ROME — Catholics must draw inspiration and strength from the roots of their faith and the traditions and experiences of their faith communities, but without trying “to hide there because they are afraid of growth,” Pope Francis said.

Meeting May 19 with students, priests and staff from the Pontifical Romanian College, where seminarians and priests from Romania’s Eastern-rite Catholic Church live while studying in Rome, the pope encouraged them to remember always the sacrifices of the priests, bishops, religious and faithful who went before them.

After World War II, “when the Romanian Greek Catholic Church no longer had any active bishops because they had been killed or imprisoned,” the pope said, “Bishop Ioan Ploscaru of Lugoj, who was imprisoned for 15 years, wrote in his diary, ‘The priests and bishops of the Greek Catholic Church considered this period as the most precious of their existence. It is a grace to be able to offer to God one’s sufferings and the testimony of one’s faith, even at the cost of one’s life.’”

“Those who give their lives for the sake of the Gospel think this way, embrace God’s response to the evil in the world: They surrender themselves, they imitate the meek and gratuitous love of the Lord Jesus, who offers himself for those near and far,” Pope Francis said.

Roots of that kind allow a tree “to grow strong and bear fruit,” the pope said. “You are that fruit.”

Without acknowledging, studying and being grateful for that history, he said, the church cannot grow.

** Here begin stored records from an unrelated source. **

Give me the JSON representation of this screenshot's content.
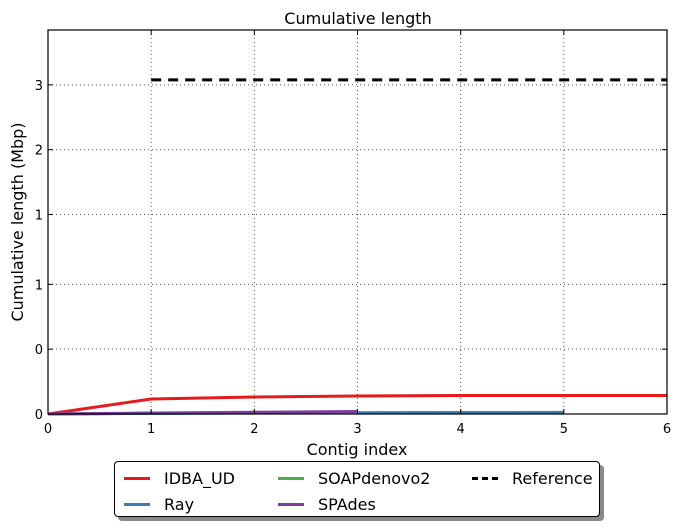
{
  "chart_data": {
    "type": "line",
    "title": "Cumulative length",
    "xlabel": "Contig index",
    "ylabel": "Cumulative length (Mbp)",
    "xlim": [
      0,
      6
    ],
    "ylim": [
      0,
      3.85
    ],
    "xticks": [
      "0",
      "1",
      "2",
      "3",
      "4",
      "5",
      "6"
    ],
    "yticks": [
      {
        "v": 0,
        "label": "0"
      },
      {
        "v": 0.65,
        "label": "0"
      },
      {
        "v": 1.3,
        "label": "1"
      },
      {
        "v": 2.0,
        "label": "1"
      },
      {
        "v": 2.65,
        "label": "2"
      },
      {
        "v": 3.3,
        "label": "3"
      }
    ],
    "grid": true,
    "legend_position": "bottom-outside",
    "series": [
      {
        "name": "IDBA_UD",
        "color": "#e41a1c",
        "dashed": false,
        "x": [
          0,
          1,
          2,
          3,
          4,
          5,
          6
        ],
        "y": [
          0,
          0.15,
          0.17,
          0.18,
          0.185,
          0.185,
          0.185
        ]
      },
      {
        "name": "Ray",
        "color": "#377eb8",
        "dashed": false,
        "x": [
          0,
          1,
          2,
          3,
          4,
          5
        ],
        "y": [
          0,
          0.006,
          0.01,
          0.013,
          0.015,
          0.016
        ]
      },
      {
        "name": "SOAPdenovo2",
        "color": "#4daf4a",
        "dashed": false,
        "x": [
          0,
          1,
          2,
          3
        ],
        "y": [
          0,
          0.007,
          0.012,
          0.015
        ]
      },
      {
        "name": "SPAdes",
        "color": "#7b3fa0",
        "dashed": false,
        "x": [
          0,
          1,
          2,
          3
        ],
        "y": [
          0,
          0.01,
          0.018,
          0.025
        ]
      },
      {
        "name": "Reference",
        "color": "#000000",
        "dashed": true,
        "x": [
          1,
          6
        ],
        "y": [
          3.35,
          3.35
        ]
      }
    ],
    "legend_order": [
      "IDBA_UD",
      "Ray",
      "SOAPdenovo2",
      "SPAdes",
      "Reference"
    ]
  }
}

Faith is endangered, he said, when “one focuses more and more on oneself, on one’s own belonging, losing the dynamism of one’s origins.”

“Staying with the metaphor, it is like pausing to look at the trunk, branches and leaves, forgetting that everything is supported by the roots,” he said.

But it also is a danger to focus only on the roots and think one can hide there, the pope said. “You go to the roots to get strength, get nourishment and keep growing. You cannot live in the roots, and you cannot live in the tree without the roots.”

Remembering the fidelity of the Romanian Catholics despite decades of harsh persecution by the communists should be an antidote to any temptation of settling for “a mediocre, self-referential life of careerism, climbing, seeking personal satisfaction and easy pleasures.”

Pope Francis paid tribute to Cardinal Lucian Muresan, major archbishop of Fagaras and Alba Iulia, who will celebrate his 91st birthday May 23.

His years of service “began almost 60 years ago in a humble basement after the surviving bishops were released from prison,” he said. He and the other priests of Romania were “poor in things, but rich in the Gospel.”

Pope Francis urged the students and priests of the college to be like them, “joyful apostles of the faith you have inherited, willing to keep nothing for yourselves and ready to reconcile with all, to forgive and to weave unity, overcoming all animosity and victimhood.”